The first time I watched the Giller Prize was in 2006. The Giller is Canada’s top literary award, and as I saw Vincent Lam step to the stage and accept his prize, my first thought was “that should be me.”
Never mind that I hadn’t even started writing my first book yet. It didn’t matter that I didn’t even know who Vincent Lam was. All that mattered was that he won. He won so that must mean he’s successful. He’s a successful author, I’m not.
That’s how my mind worked.
Years later, I found myself obsessing over who got book deals. Every week, I’d open up Publisher’s Weekly and read:
“In a two book, seven figure deal, [insert editor and publisher here] acquires world rights to first time author [insert name here] stunning trilogy about a [one liner about book]. Author is represented by [insert agent’s name here].
Sometimes it would say six figures. Sometimes it wouldn’t say the number at all. Either way, reading a variation of those words made me so jealous, my eyes welled up and my heart pounded and I’d get so worked up that I slammed my computer screen closed and let out a controlled scream.
My most recent self-inflicted torment is studying bestseller lists, category by category:
Hardcover Frontlist Fiction, Hardcover Frontlist Non-Fiction, Trade Paper Frontlist, Top 10 Overall.
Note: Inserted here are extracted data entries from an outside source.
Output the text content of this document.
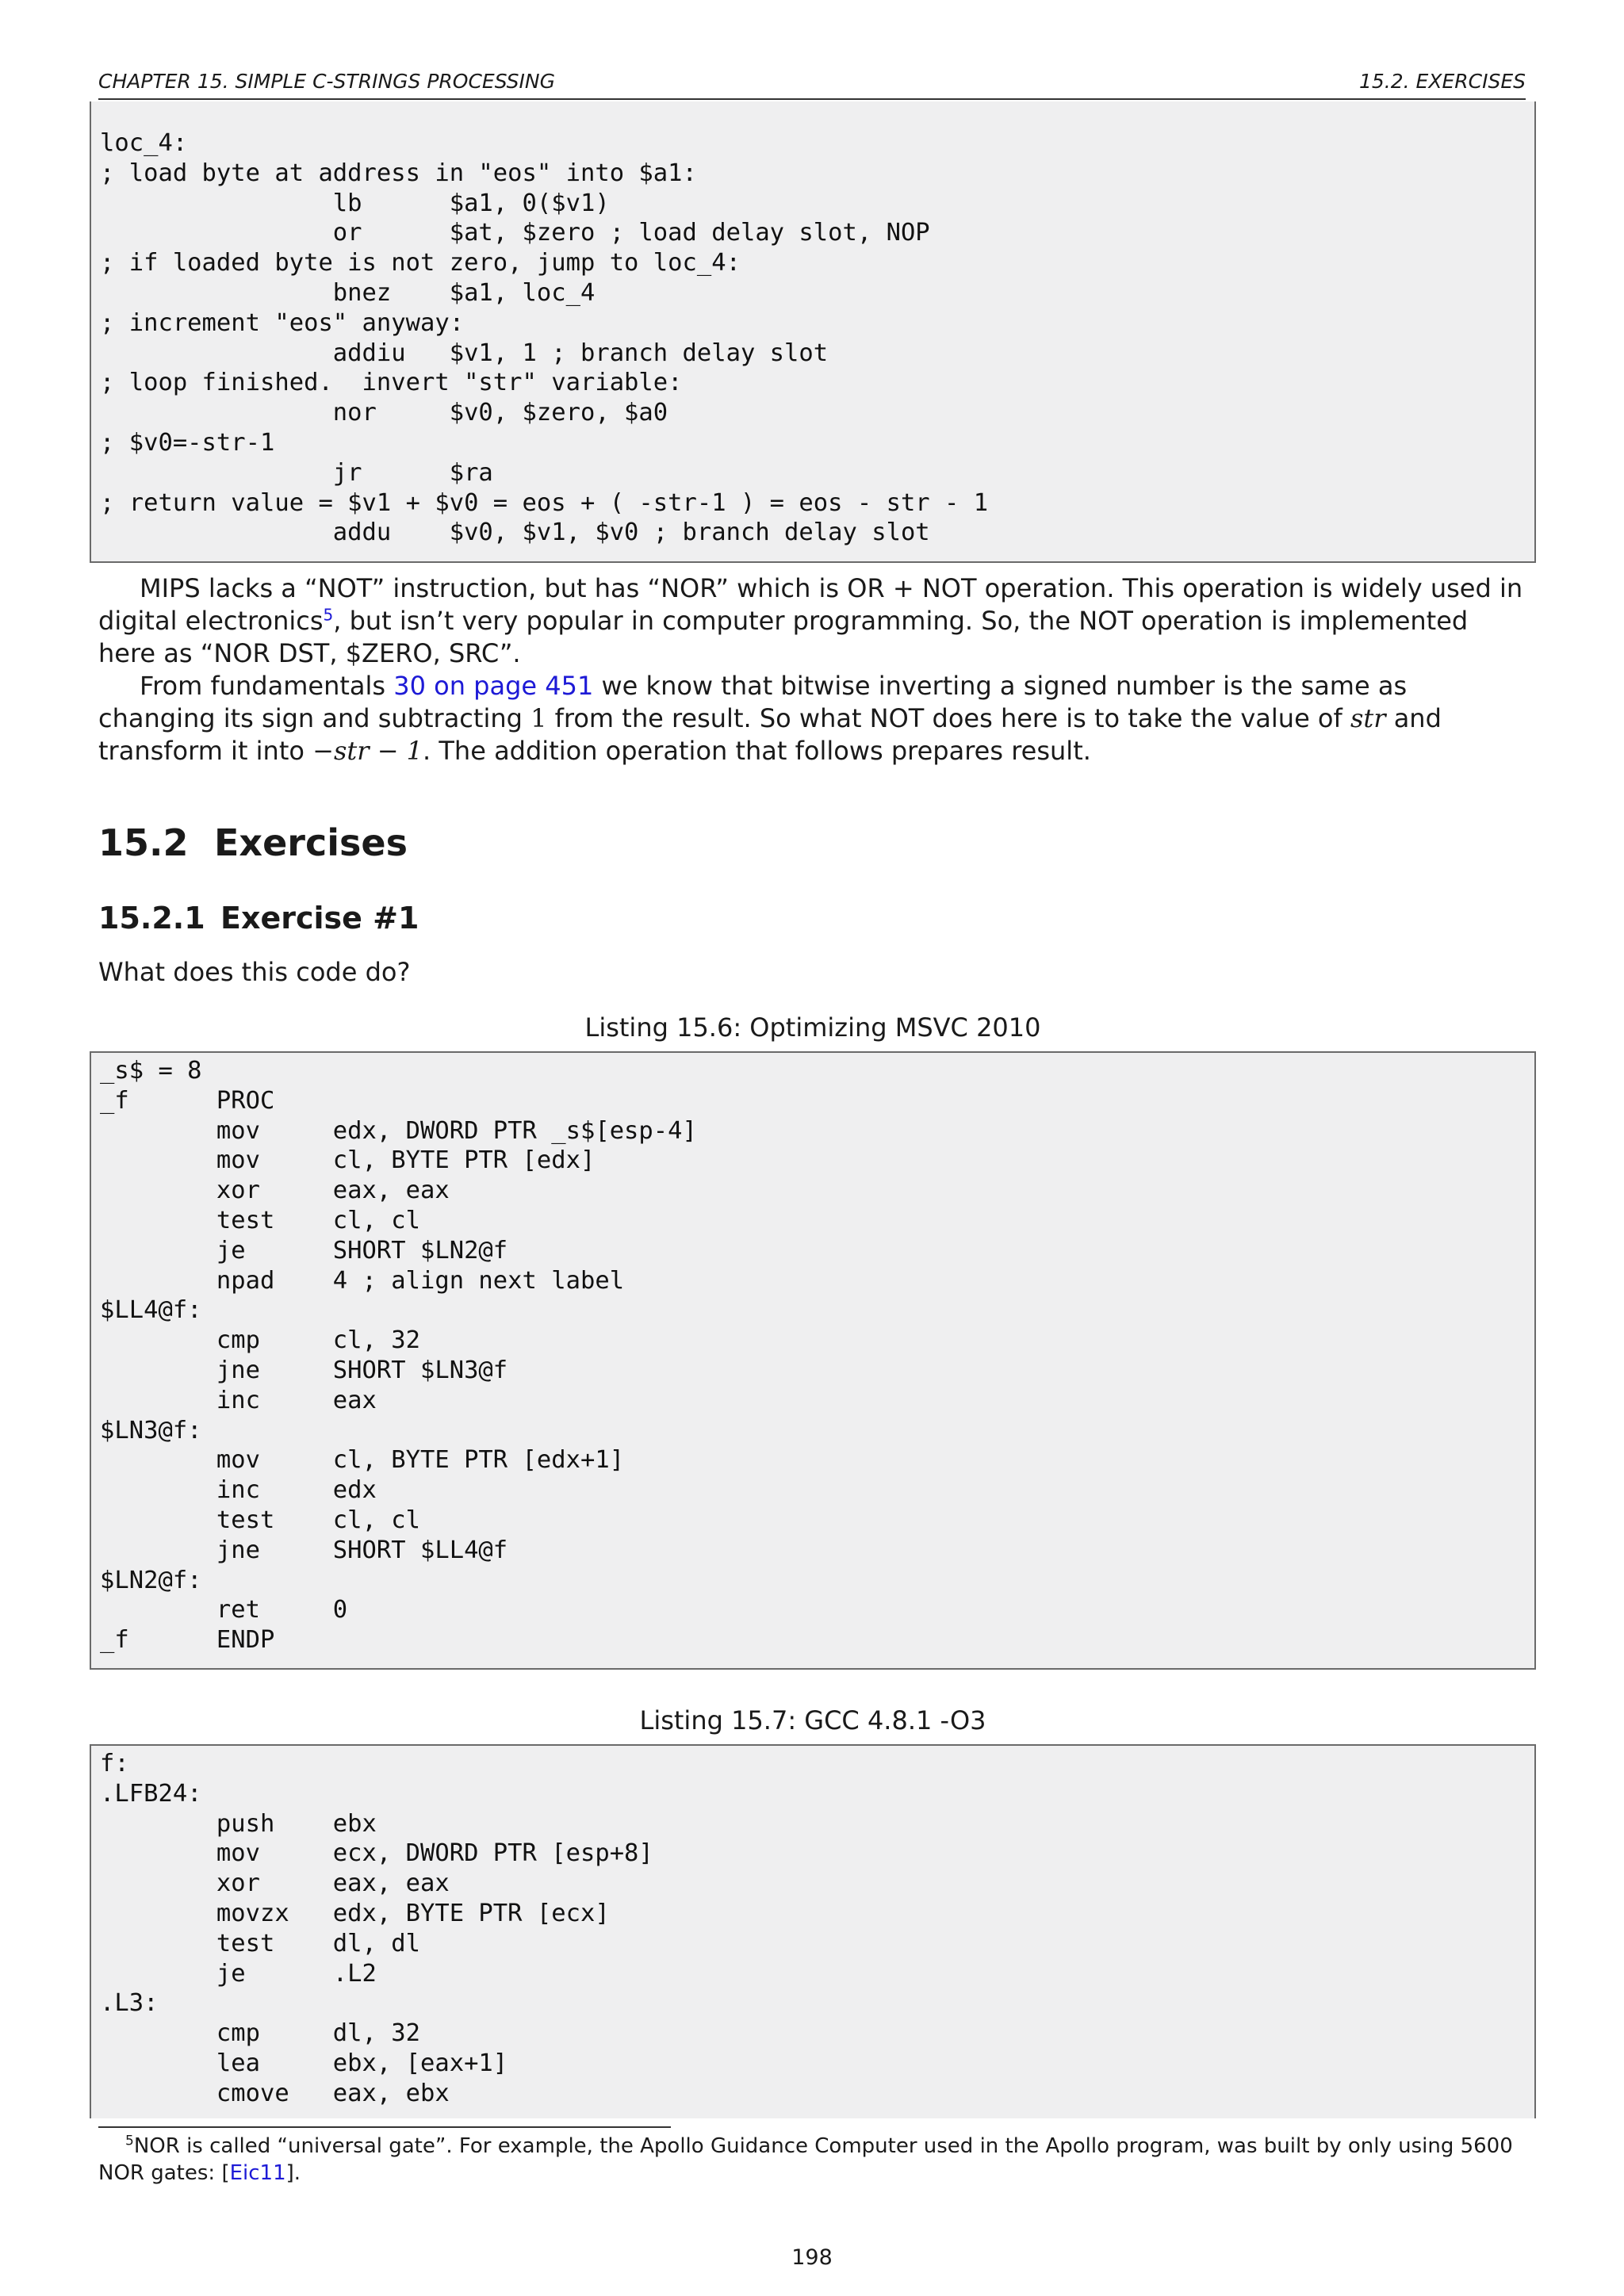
CHAPTER 15. SIMPLE C-STRINGS PROCESSING	15.2. EXERCISES
loc_4:
; load byte at address in "eos" into $a1:
lb      $a1, 0($v1)
or      $at, $zero ; load delay slot, NOP
; if loaded byte is not zero, jump to loc_4:
bnez    $a1, loc_4
; increment "eos" anyway:
addiu   $v1, 1 ; branch delay slot
; loop finished.  invert "str" variable:
nor     $v0, $zero, $a0
; $v0=-str-1
jr      $ra
; return value = $v1 + $v0 = eos + ( -str-1 ) = eos - str - 1
addu    $v0, $v1, $v0 ; branch delay slot
MIPS lacks a “NOT” instruction, but has “NOR” which is OR + NOT operation. This operation is widely used in digital electronics$^5$, but isn’t very popular in computer programming. So, the NOT operation is implemented here as “NOR DST, $ZERO, SRC”.
From fundamentals 30 on page 451 we know that bitwise inverting a signed number is the same as changing its sign and subtracting 1 from the result. So what NOT does here is to take the value of str and transform it into −str − 1. The addition operation that follows prepares result.
15.2 Exercises
15.2.1 Exercise #1
What does this code do?
Listing 15.6: Optimizing MSVC 2010
_s$ = 8
_f      PROC
mov     edx, DWORD PTR _s$[esp-4]
mov     cl, BYTE PTR [edx]
xor     eax, eax
test    cl, cl
je      SHORT $LN2@f
npad    4 ; align next label
$LL4@f:
cmp     cl, 32
jne     SHORT $LN3@f
inc     eax
$LN3@f:
mov     cl, BYTE PTR [edx+1]
inc     edx
test    cl, cl
jne     SHORT $LL4@f
$LN2@f:
ret     0
_f      ENDP
Listing 15.7: GCC 4.8.1 -O3
f:
.LFB24:
push    ebx
mov     ecx, DWORD PTR [esp+8]
xor     eax, eax
movzx   edx, BYTE PTR [ecx]
test    dl, dl
je      .L2
.L3:
cmp     dl, 32
lea     ebx, [eax+1]
cmove   eax, ebx
$^5$NOR is called “universal gate”. For example, the Apollo Guidance Computer used in the Apollo program, was built by only using 5600 NOR gates: [Eic11].
198
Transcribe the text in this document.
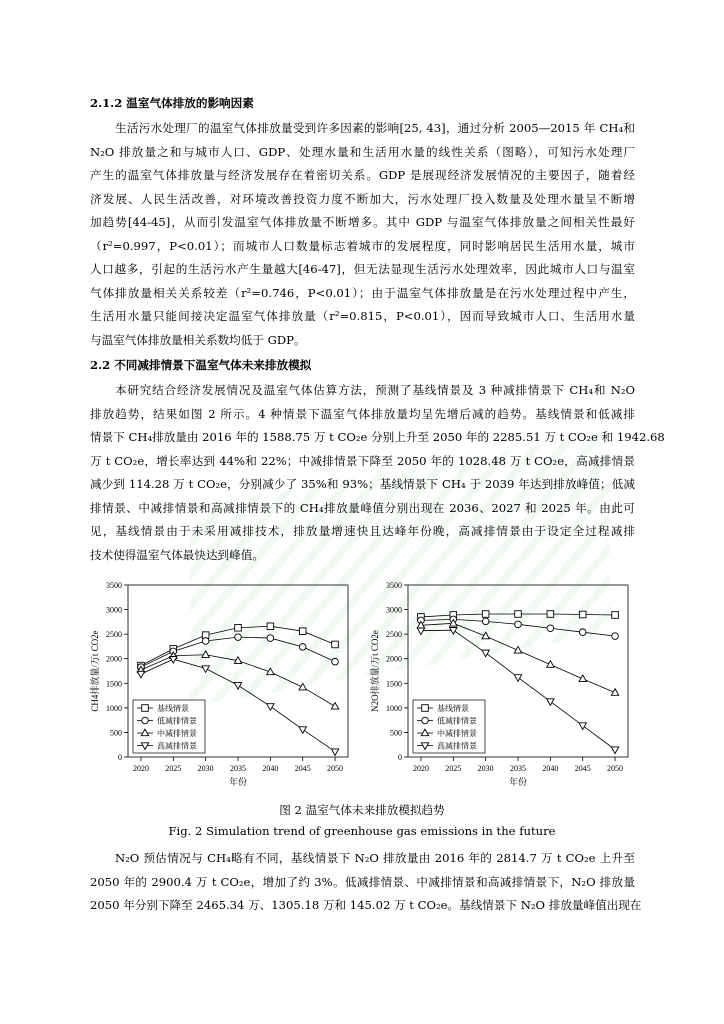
2.1.2 温室气体排放的影响因素
生活污水处理厂的温室气体排放量受到许多因素的影响[25, 43]，通过分析 2005—2015 年 CH₄和
N₂O 排放量之和与城市人口、GDP、处理水量和生活用水量的线性关系（图略），可知污水处理厂
产生的温室气体排放量与经济发展存在着密切关系。GDP 是展现经济发展情况的主要因子，随着经
济发展、人民生活改善，对环境改善投资力度不断加大，污水处理厂投入数量及处理水量呈不断增
加趋势[44-45]，从而引发温室气体排放量不断增多。其中 GDP 与温室气体排放量之间相关性最好
（r²=0.997，P<0.01）；而城市人口数量标志着城市的发展程度，同时影响居民生活用水量，城市
人口越多，引起的生活污水产生量越大[46-47]，但无法显现生活污水处理效率，因此城市人口与温室
气体排放量相关关系较差（r²=0.746，P<0.01）；由于温室气体排放量是在污水处理过程中产生，
生活用水量只能间接决定温室气体排放量（r²=0.815，P<0.01），因而导致城市人口、生活用水量
与温室气体排放量相关系数均低于 GDP。
2.2 不同减排情景下温室气体未来排放模拟
本研究结合经济发展情况及温室气体估算方法，预测了基线情景及 3 种减排情景下 CH₄和 N₂O
排放趋势，结果如图 2 所示。4 种情景下温室气体排放量均呈先增后减的趋势。基线情景和低减排
情景下 CH₄排放量由 2016 年的 1588.75 万 t CO₂e 分别上升至 2050 年的 2285.51 万 t CO₂e 和 1942.68
万 t CO₂e，增长率达到 44%和 22%；中减排情景下降至 2050 年的 1028.48 万 t CO₂e，高减排情景
减少到 114.28 万 t CO₂e，分别减少了 35%和 93%；基线情景下 CH₄ 于 2039 年达到排放峰值；低减
排情景、中减排情景和高减排情景下的 CH₄排放量峰值分别出现在 2036、2027 和 2025 年。由此可
见，基线情景由于未采用减排技术，排放量增速快且达峰年份晚，高减排情景由于设定全过程减排
技术使得温室气体最快达到峰值。
0
500
1000
1500
2000
2500
3000
3500
2020 2025 2030 2035 2040 2045 2050
年份
CH4排放量/万t CO2e	基线情景
低减排情景
中减排情景
高减排情景
0
500
1000
1500
2000
2500
3000
3500
2020 2025 2030 2035 2040 2045 2050
年份
N2O排放量/万t CO2e	基线情景
低减排情景
中减排情景
高减排情景
图 2 温室气体未来排放模拟趋势
Fig. 2 Simulation trend of greenhouse gas emissions in the future
N₂O 预估情况与 CH₄略有不同，基线情景下 N₂O 排放量由 2016 年的 2814.7 万 t CO₂e 上升至
2050 年的 2900.4 万 t CO₂e，增加了约 3%。低减排情景、中减排情景和高减排情景下，N₂O 排放量
2050 年分别下降至 2465.34 万、1305.18 万和 145.02 万 t CO₂e。基线情景下 N₂O 排放量峰值出现在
Most weeks, selling 50,000 books is enough to lift you to the top. Then a monster title comes along and does hundreds of thousands in a week, maybe millions.
My first thought is, “That should be me.”
My next thought is “Why isn’t that me?”
The latter is where I stay. It’s where I get inspired. It’s the reason I wake up and write every morning, the reason I enroll in writing courses throughout the year. It’s what pushes me to study the industry, to build community, to write this newsletter every week.
The jealousy scares me into preparation. It tells me that I need to be better. More than anything, my jealousy tells me that it’s possible. That’s all I need to keep going.
I know many of us feel this way. As writers, it’s so hard not to compare. But instead of letting those feelings of envy weigh you down, why not let it motivate you to be better?
I admit it. I am that jealous writer. But my jealousy has pushed me to where I am today. How is it impacting you?
Jealousy is a dangerous sentiment as it can easily fuel people with frustration and resentment rather than energy and motivation. In any scenario, it tells about a frustration to address to. I really liked your honesty, I wish there was more of it on social media in general!
I respect that you have enough energy to be jealous after so long in this business. I don't have the energy for bitterness, anger, or jealousy anymore.